As ditas peças de propaganda se baseiam na ideia de vender peças de lingerie a partir de um tripé. Esse tripé é constituído  pelas duas longas e belas pernas de Gisele Bündchen e pela situação cômico-absurda em torno do qual giram as ditas peças (de propaganda e de lingerie). Em suma, a campanha explora situações-clichê, em que a mulher tem de dar ao marido notícias desagradáveis, do tipo “bati seu carro”, “estourei o cartão” e “mamãe vem nos visitar”. Numa concepção no limite singela, pelo simplismo da situação humorística, as peças adotam o conhecido expediente de levar ao pé da letra possibilidades comumente imaginadas (não por caso, em anedotas e piadas) e jamais realizadas. Neste caso, trata-se de dar tais notícias, não em roupas habituais, sequer em roupas quaisquer, mas vestida apenas de calcinha e sutiã. De preferência da marca em questão. Pois assim a sedução da mensageira anularia o incômodo da mensagem. As indignadas de plantão e a secretaria em questão julgaram (e condenaram) tal campanha como sendo machista, degradante com o gênero feminino, estimulante de situação vexatória para a mulher ou coisa que o valha. Mas a verdade é que, para ser de fato eficiente, a situação retratada deve ser reproduzida fielmente. Assim, além de lingerie de tal marca, deve-se também contar com um corpo igual ou semelhante ao de Gisele. Pois a situação, por definição, não funcionaria se o corpo assim exposto fosse ainda mais visualmente incômodo do que a notícia assim dada.

Gisele Bündchen tem um corpo fenomenal, para cunhar uma frase, e uma voz irritantemente infantil e desafinada, traindo imaturidade, pequeneza intelectual e histeria. Nas peças em questão, tanto o corpo fenomenal quanto a voz disfuncional são igualmente expostas e utilizadas. O corpão, em contraste com a vozinha, a evidencia, o que em tal contexto serve somente para marcar o viés não-sério de tudo isso.
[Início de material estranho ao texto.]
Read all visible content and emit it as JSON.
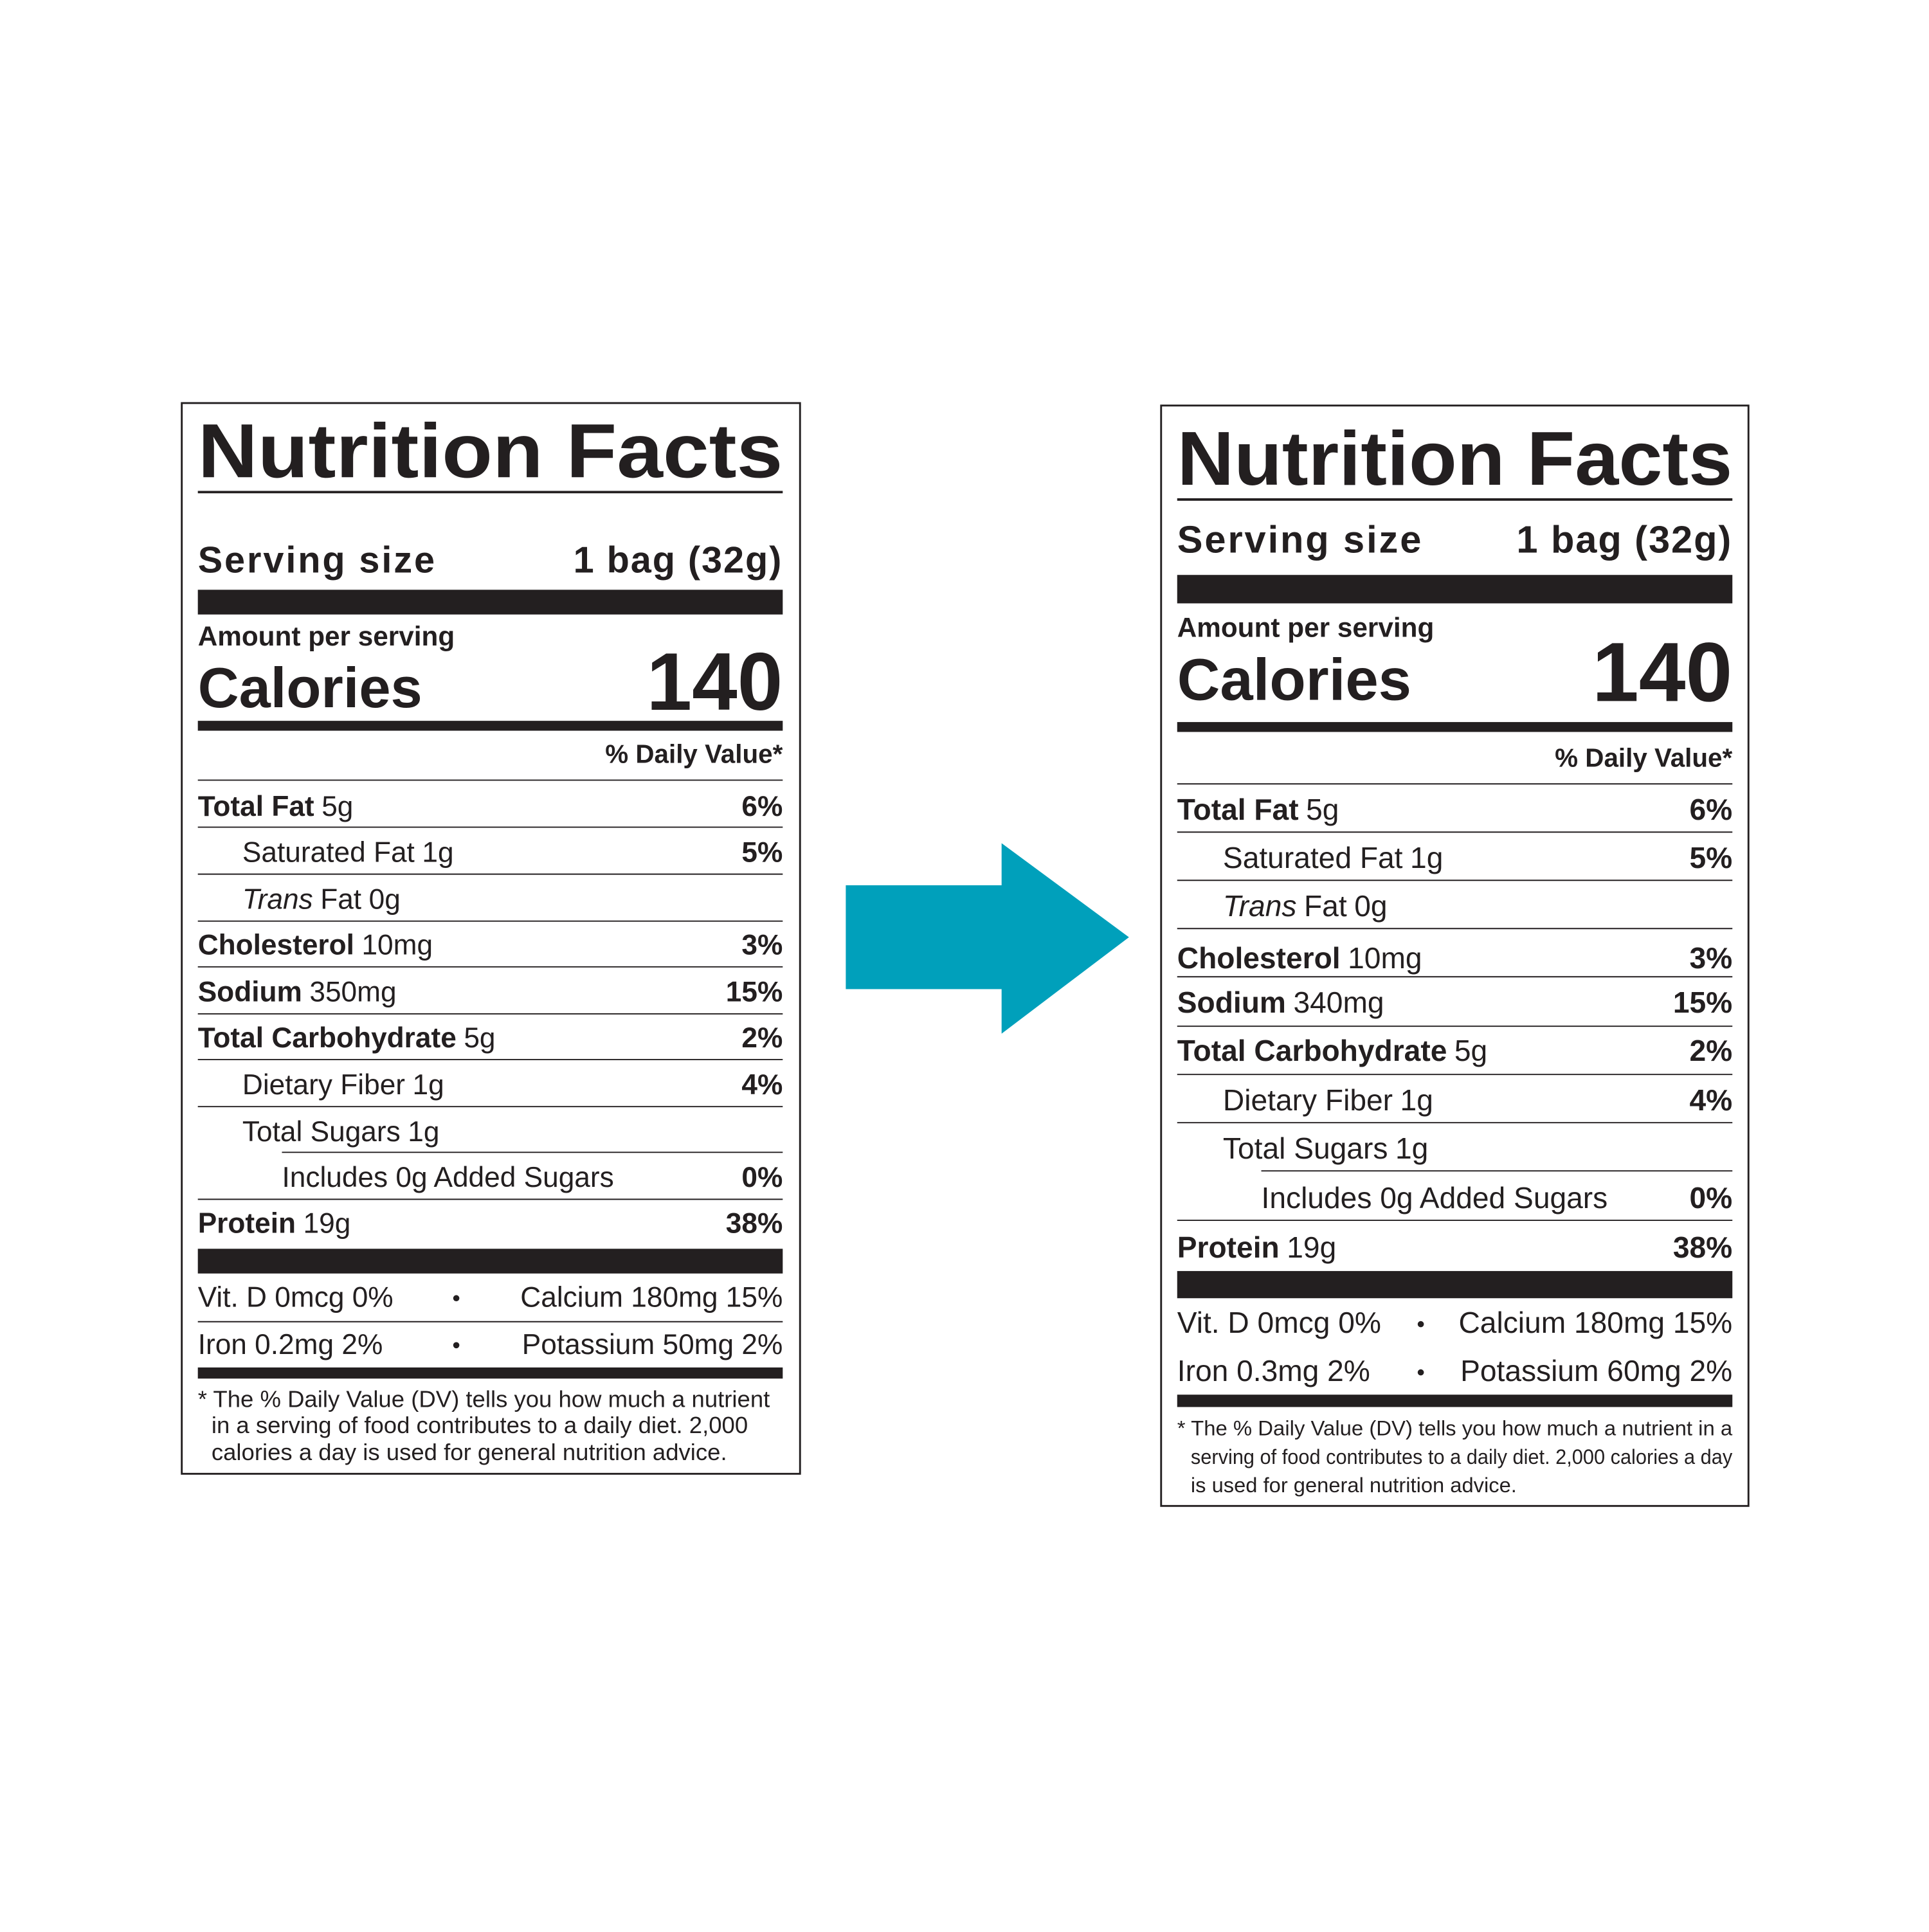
{
  "labels": [
    {
      "title": "Nutrition Facts",
      "serving_label": "Serving size",
      "serving_value": "1 bag (32g)",
      "amount_per_serving": "Amount per serving",
      "calories_label": "Calories",
      "calories_value": "140",
      "dv_header": "% Daily Value*",
      "nutrients": [
        {
          "name": "Total Fat",
          "amount": "5g",
          "dv": "6%"
        },
        {
          "name": "Saturated Fat",
          "amount": "1g",
          "dv": "5%"
        },
        {
          "name_italic": "Trans",
          "name": "Fat",
          "amount": "0g"
        },
        {
          "name": "Cholesterol",
          "amount": "10mg",
          "dv": "3%"
        },
        {
          "name": "Sodium",
          "amount": "350mg",
          "dv": "15%"
        },
        {
          "name": "Total Carbohydrate",
          "amount": "5g",
          "dv": "2%"
        },
        {
          "name": "Dietary Fiber",
          "amount": "1g",
          "dv": "4%"
        },
        {
          "name": "Total Sugars",
          "amount": "1g"
        },
        {
          "name": "Includes 0g Added Sugars",
          "dv": "0%"
        },
        {
          "name": "Protein",
          "amount": "19g",
          "dv": "38%"
        }
      ],
      "vitamins": [
        [
          "Vit. D 0mcg 0%",
          "Calcium 180mg 15%"
        ],
        [
          "Iron 0.2mg 2%",
          "Potassium 50mg 2%"
        ]
      ],
      "footnote": [
        "* The % Daily Value (DV) tells you how much a nutrient",
        "in a serving of food contributes to a daily diet. 2,000",
        "calories a day is used for general nutrition advice."
      ]
    },
    {
      "title": "Nutrition Facts",
      "serving_label": "Serving size",
      "serving_value": "1 bag (32g)",
      "amount_per_serving": "Amount per serving",
      "calories_label": "Calories",
      "calories_value": "140",
      "dv_header": "% Daily Value*",
      "nutrients": [
        {
          "name": "Total Fat",
          "amount": "5g",
          "dv": "6%"
        },
        {
          "name": "Saturated Fat",
          "amount": "1g",
          "dv": "5%"
        },
        {
          "name_italic": "Trans",
          "name": "Fat",
          "amount": "0g"
        },
        {
          "name": "Cholesterol",
          "amount": "10mg",
          "dv": "3%"
        },
        {
          "name": "Sodium",
          "amount": "340mg",
          "dv": "15%"
        },
        {
          "name": "Total Carbohydrate",
          "amount": "5g",
          "dv": "2%"
        },
        {
          "name": "Dietary Fiber",
          "amount": "1g",
          "dv": "4%"
        },
        {
          "name": "Total Sugars",
          "amount": "1g"
        },
        {
          "name": "Includes 0g Added Sugars",
          "dv": "0%"
        },
        {
          "name": "Protein",
          "amount": "19g",
          "dv": "38%"
        }
      ],
      "vitamins": [
        [
          "Vit. D 0mcg 0%",
          "Calcium 180mg 15%"
        ],
        [
          "Iron 0.3mg 2%",
          "Potassium 60mg 2%"
        ]
      ],
      "footnote": [
        "* The % Daily Value (DV) tells you how much a nutrient in a",
        "serving of food contributes to a daily diet. 2,000 calories a day",
        "is used for general nutrition advice."
      ]
    }
  ]
}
O que há então de sério em todo o episódio é somente a estupidez burocrática que leva a sério o que não pode sê-lo, aliada à perigosa avidez do governo em censurar, não importa em nome de qual boa intenção politicamente correta seja. Nada mais perigoso do que as boas intenções do Estado. O Estado deve cumprir suas funções legais com eficiência e correição, e nada mais. Entre essas funções, está a de garantir e proteger a liberdade de expressão, e não a de cerceá-la. Mesmo porque, um governo que tem um enorme sistema de esgoto a céu aberto de corrupção poluindo todo o país, cujas comportas são comandas alegremente por ratos bigodudos naturais do sertão, e é, portanto, responsável por grande parte da feiúra nacional, deveria deixar as Giseles, suas calcinhas e seus sutiãs completamente em paz. E inteiramente à vontade. Pois ao fim e ao cabo, trata-se de tentar controlar a vida privada dos cidadãos, decidindo o que eles podem ver ou não (mesmo porque, o próprio CONAR nada teve a declarar contra as ditas peças), enquanto se faz do país uma imensa latrina que exibe seus dejetos despudoradamente.